Other companies have tried different techniques, some using rewards and some using punishments. One simple, but undoubtedly effective, suggestion I've heard is to require people to write up a one-page report every time they attend a conference, if they want to get their expenses claim passed. An idea with rather wider-ranging impact is to incorporate post-mortems as standard operating procedure. Whether an assignment or job goes bad or whether it's a smashing success, it should be normal practice to gather up the useful information that was learned, sift it through, and look for lessons that can be shared with the rest of the company. Naturally time needs to be allocated for this task.
One of the smoothest approaches is to reward information with information. For example, a salesforce automation system can be a form of knowledge management system that is enriched with constantly updated customer information. But sales people will only want to put information into the system if they can see how they themselves benefit, otherwise it's just a documentation chore.

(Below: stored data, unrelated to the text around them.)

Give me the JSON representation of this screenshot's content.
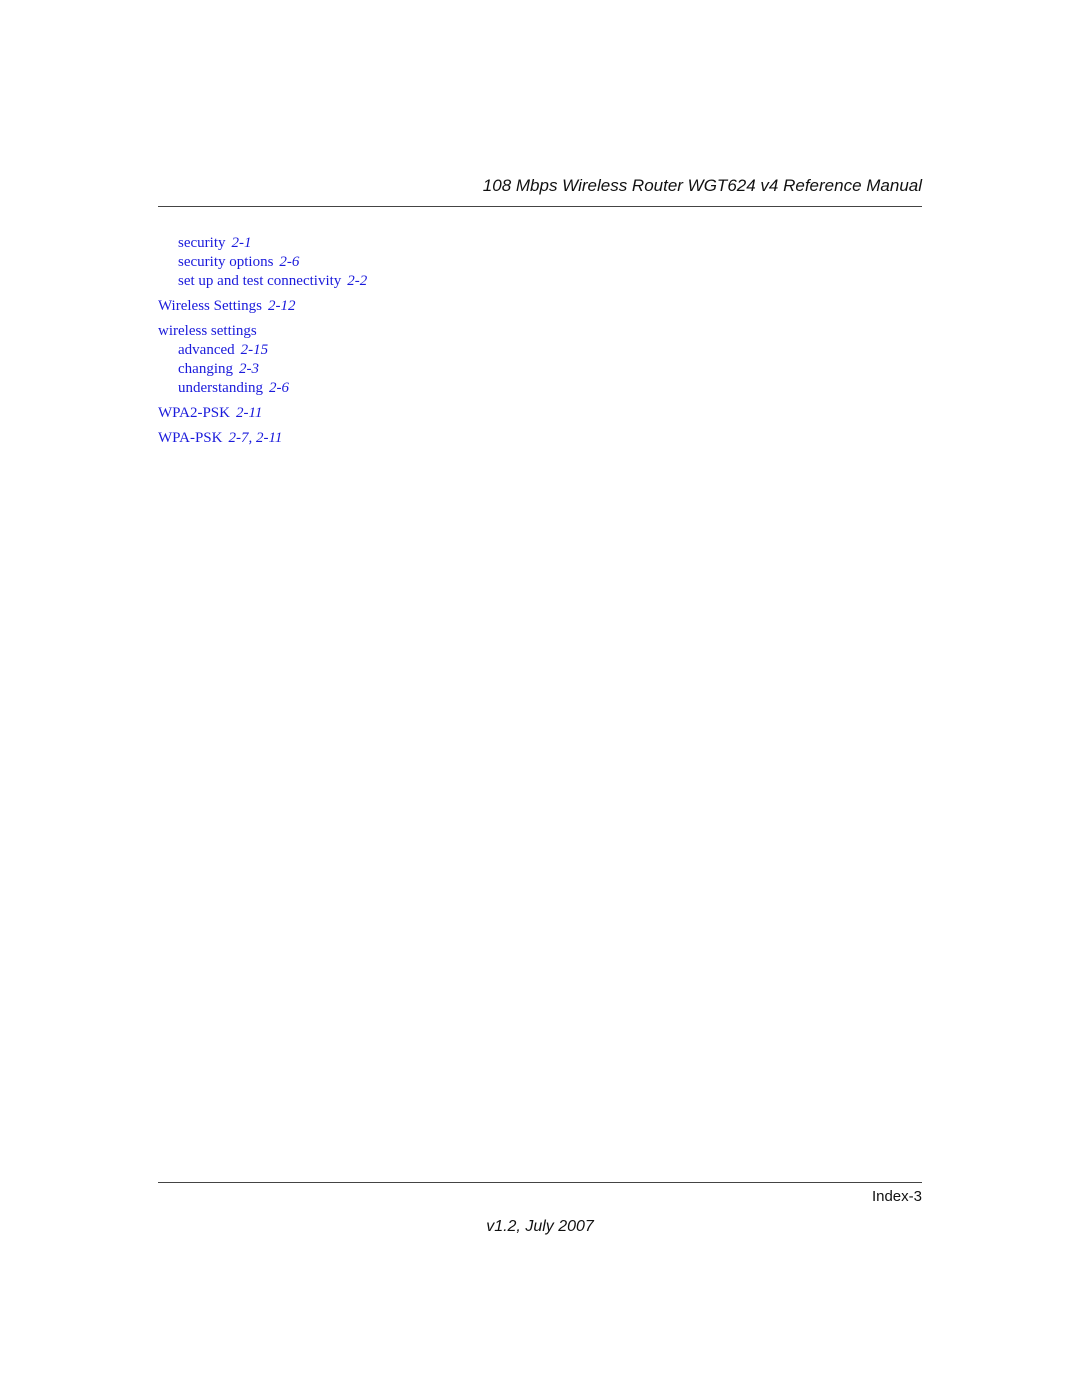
{
  "header": {
    "title": "108 Mbps Wireless Router WGT624 v4 Reference Manual"
  },
  "index_entries": [
    {
      "term": "security",
      "pages": "2-1",
      "level": 2
    },
    {
      "term": "security options",
      "pages": "2-6",
      "level": 2
    },
    {
      "term": "set up and test connectivity",
      "pages": "2-2",
      "level": 2
    },
    {
      "term": "Wireless Settings",
      "pages": "2-12",
      "level": 1
    },
    {
      "term": "wireless settings",
      "pages": "",
      "level": 1
    },
    {
      "term": "advanced",
      "pages": "2-15",
      "level": 2
    },
    {
      "term": "changing",
      "pages": "2-3",
      "level": 2
    },
    {
      "term": "understanding",
      "pages": "2-6",
      "level": 2
    },
    {
      "term": "WPA2-PSK",
      "pages": "2-11",
      "level": 1
    },
    {
      "term": "WPA-PSK",
      "pages": "2-7, 2-11",
      "level": 1
    }
  ],
  "footer": {
    "page_label": "Index-3",
    "version": "v1.2, July 2007"
  },
  "colors": {
    "link": "#1a1adb",
    "text": "#111111",
    "rule": "#444444"
  }
}
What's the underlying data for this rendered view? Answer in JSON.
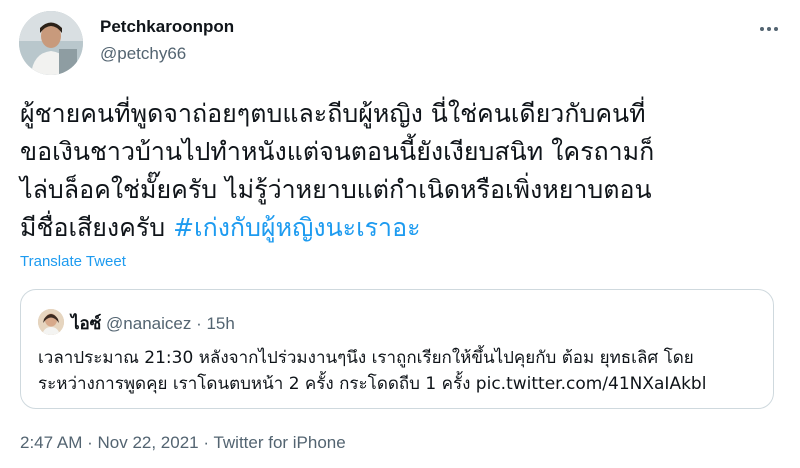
{
  "author": {
    "display_name": "Petchkaroonpon",
    "handle": "@petchy66"
  },
  "more_icon": "ellipsis-icon",
  "tweet": {
    "lines": [
      "ผู้ชายคนที่พูดจาถ่อยๆตบและถีบผู้หญิง นี่ใช่คนเดียวกับคนที่",
      "ขอเงินชาวบ้านไปทำหนังแต่จนตอนนี้ยังเงียบสนิท ใครถามก็",
      "ไล่บล็อคใช่มั๊ยครับ ไม่รู้ว่าหยาบแต่กำเนิดหรือเพิ่งหยาบตอน"
    ],
    "last_line_text": "มีชื่อเสียงครับ ",
    "hashtag": "#เก่งกับผู้หญิงนะเราอะ"
  },
  "translate_label": "Translate Tweet",
  "quote": {
    "display_name": "ไอซ์",
    "handle": "@nanaicez",
    "separator": " · ",
    "time": "15h",
    "lines": [
      "เวลาประมาณ 21:30 หลังจากไปร่วมงานๆนึง เราถูกเรียกให้ขึ้นไปคุยกับ ต้อม ยุทธเลิศ โดย",
      "ระหว่างการพูดคุย เราโดนตบหน้า 2 ครั้ง กระโดดถีบ 1 ครั้ง pic.twitter.com/41NXaIAkbl"
    ]
  },
  "footer": {
    "time": "2:47 AM",
    "sep1": " · ",
    "date": "Nov 22, 2021",
    "sep2": " · ",
    "source": "Twitter for iPhone"
  },
  "colors": {
    "link": "#1d9bf0",
    "secondary_text": "#536471",
    "border": "#cfd9de"
  }
}
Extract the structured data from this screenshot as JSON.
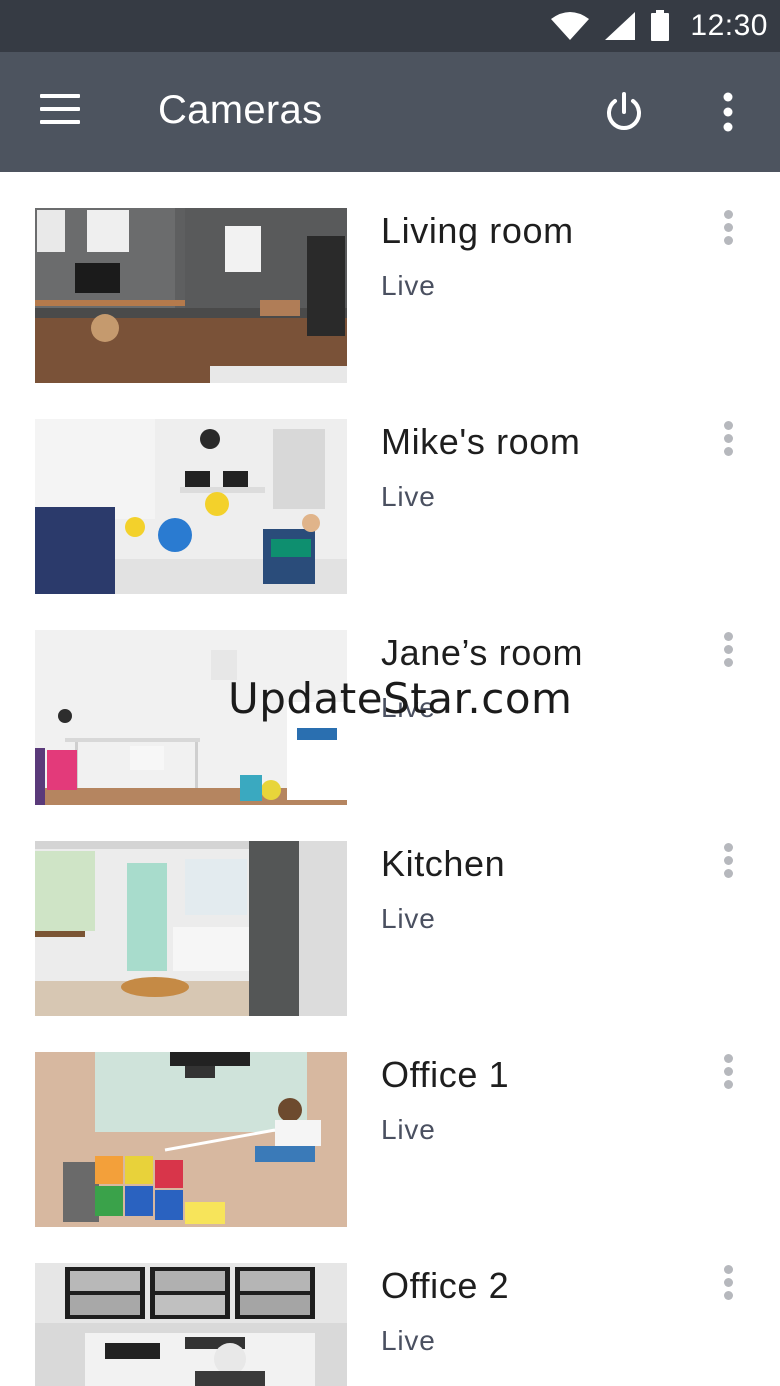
{
  "status_bar": {
    "time": "12:30"
  },
  "app_bar": {
    "title": "Cameras"
  },
  "cameras": [
    {
      "name": "Living room",
      "status": "Live"
    },
    {
      "name": "Mike's room",
      "status": "Live"
    },
    {
      "name": "Jane’s room",
      "status": "Live"
    },
    {
      "name": "Kitchen",
      "status": "Live"
    },
    {
      "name": "Office 1",
      "status": "Live"
    },
    {
      "name": "Office 2",
      "status": "Live"
    }
  ],
  "watermark": "UpdateStar.com",
  "icons": {
    "status_bar": [
      "wifi-icon",
      "cellular-signal-icon",
      "battery-icon"
    ],
    "app_bar": [
      "menu-icon",
      "power-icon",
      "more-vert-icon"
    ],
    "item": "more-vert-icon"
  },
  "colors": {
    "status_bar_bg": "#363b44",
    "app_bar_bg": "#4d545f",
    "title_text": "#ffffff",
    "name_text": "#1e1e1e",
    "status_text": "#4a5060",
    "overflow_dots": "#b6b8bd"
  }
}
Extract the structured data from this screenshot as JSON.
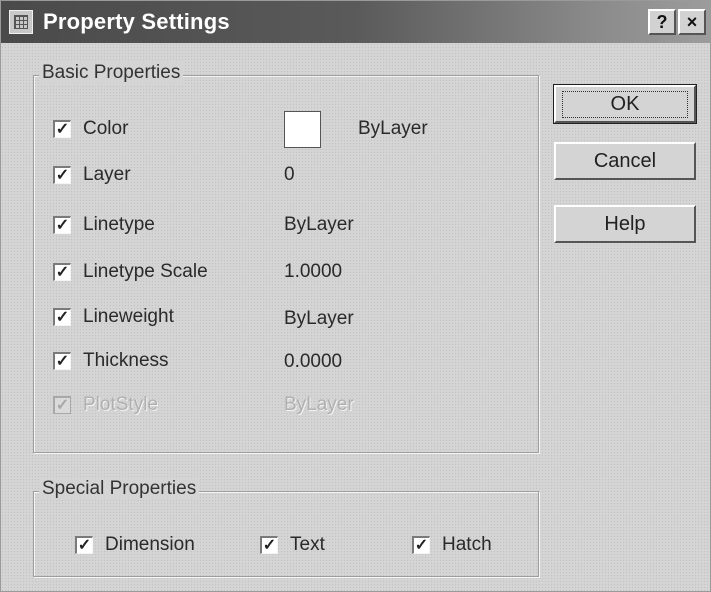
{
  "window": {
    "title": "Property Settings",
    "help_glyph": "?",
    "close_glyph": "×",
    "icon": "properties-grid-icon"
  },
  "basic": {
    "legend": "Basic Properties",
    "rows": [
      {
        "label": "Color",
        "value": "ByLayer",
        "checked": true,
        "enabled": true
      },
      {
        "label": "Layer",
        "value": "0",
        "checked": true,
        "enabled": true
      },
      {
        "label": "Linetype",
        "value": "ByLayer",
        "checked": true,
        "enabled": true
      },
      {
        "label": "Linetype Scale",
        "value": "1.0000",
        "checked": true,
        "enabled": true
      },
      {
        "label": "Lineweight",
        "value": "ByLayer",
        "checked": true,
        "enabled": true
      },
      {
        "label": "Thickness",
        "value": "0.0000",
        "checked": true,
        "enabled": true
      },
      {
        "label": "PlotStyle",
        "value": "ByLayer",
        "checked": true,
        "enabled": false
      }
    ],
    "color_swatch": "#ffffff"
  },
  "special": {
    "legend": "Special Properties",
    "items": [
      {
        "label": "Dimension",
        "checked": true
      },
      {
        "label": "Text",
        "checked": true
      },
      {
        "label": "Hatch",
        "checked": true
      }
    ]
  },
  "buttons": {
    "ok": "OK",
    "cancel": "Cancel",
    "help": "Help"
  },
  "check_glyph": "✓"
}
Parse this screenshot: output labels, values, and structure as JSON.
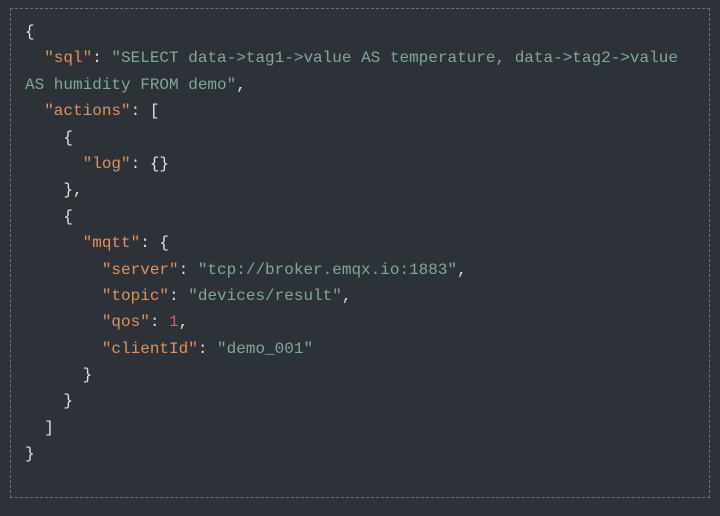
{
  "json_display": {
    "keys": {
      "sql": "\"sql\"",
      "actions": "\"actions\"",
      "log": "\"log\"",
      "mqtt": "\"mqtt\"",
      "server": "\"server\"",
      "topic": "\"topic\"",
      "qos": "\"qos\"",
      "clientId": "\"clientId\""
    },
    "values": {
      "sql": "\"SELECT data->tag1->value AS temperature, data->tag2->value AS humidity FROM demo\"",
      "server": "\"tcp://broker.emqx.io:1883\"",
      "topic": "\"devices/result\"",
      "qos": "1",
      "clientId": "\"demo_001\""
    },
    "punct": {
      "lbrace": "{",
      "rbrace": "}",
      "lbracket": "[",
      "rbracket": "]",
      "colon": ":",
      "comma": ",",
      "colon_space": ": ",
      "colon_lbrace": ": {",
      "colon_lbrace_rbrace": ": {}",
      "rbrace_comma": "},",
      "colon_lbracket": ": ["
    },
    "indent": {
      "i1": "  ",
      "i2": "    ",
      "i3": "      ",
      "i4": "        "
    }
  }
}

Experts recommend that such a system should give back more information than it sucks in: if it requires call reports to be entered, then it could tell the salesperson how many calls they've made in the current quarter, what their commissions stand at, and where they are getting the best returns by area or customer type or size. Even when people are open to sharing knowledge, they may either fail to realise they have something that could valuably be shared with someone else in the organisation, or else simply not have the time. In order to overcome these obstacles, we need to put sharing knowledge front and centre of corporate attention. By implication, the overall message that sharing knowledge is important and that employees will benefit from sharing needs to come right from the top. Then, and only then, does it stand a chance of becoming part of a firm's culture.
Note: I am grateful to research consultant Joyce Yong, of executive search firm SpencerStuart, for pointing to an error in last month's column. There is indeed an Australian chapter of the Society of Competitive Intelligence Professionals: SCIPAUST is at (02) 9411 3900.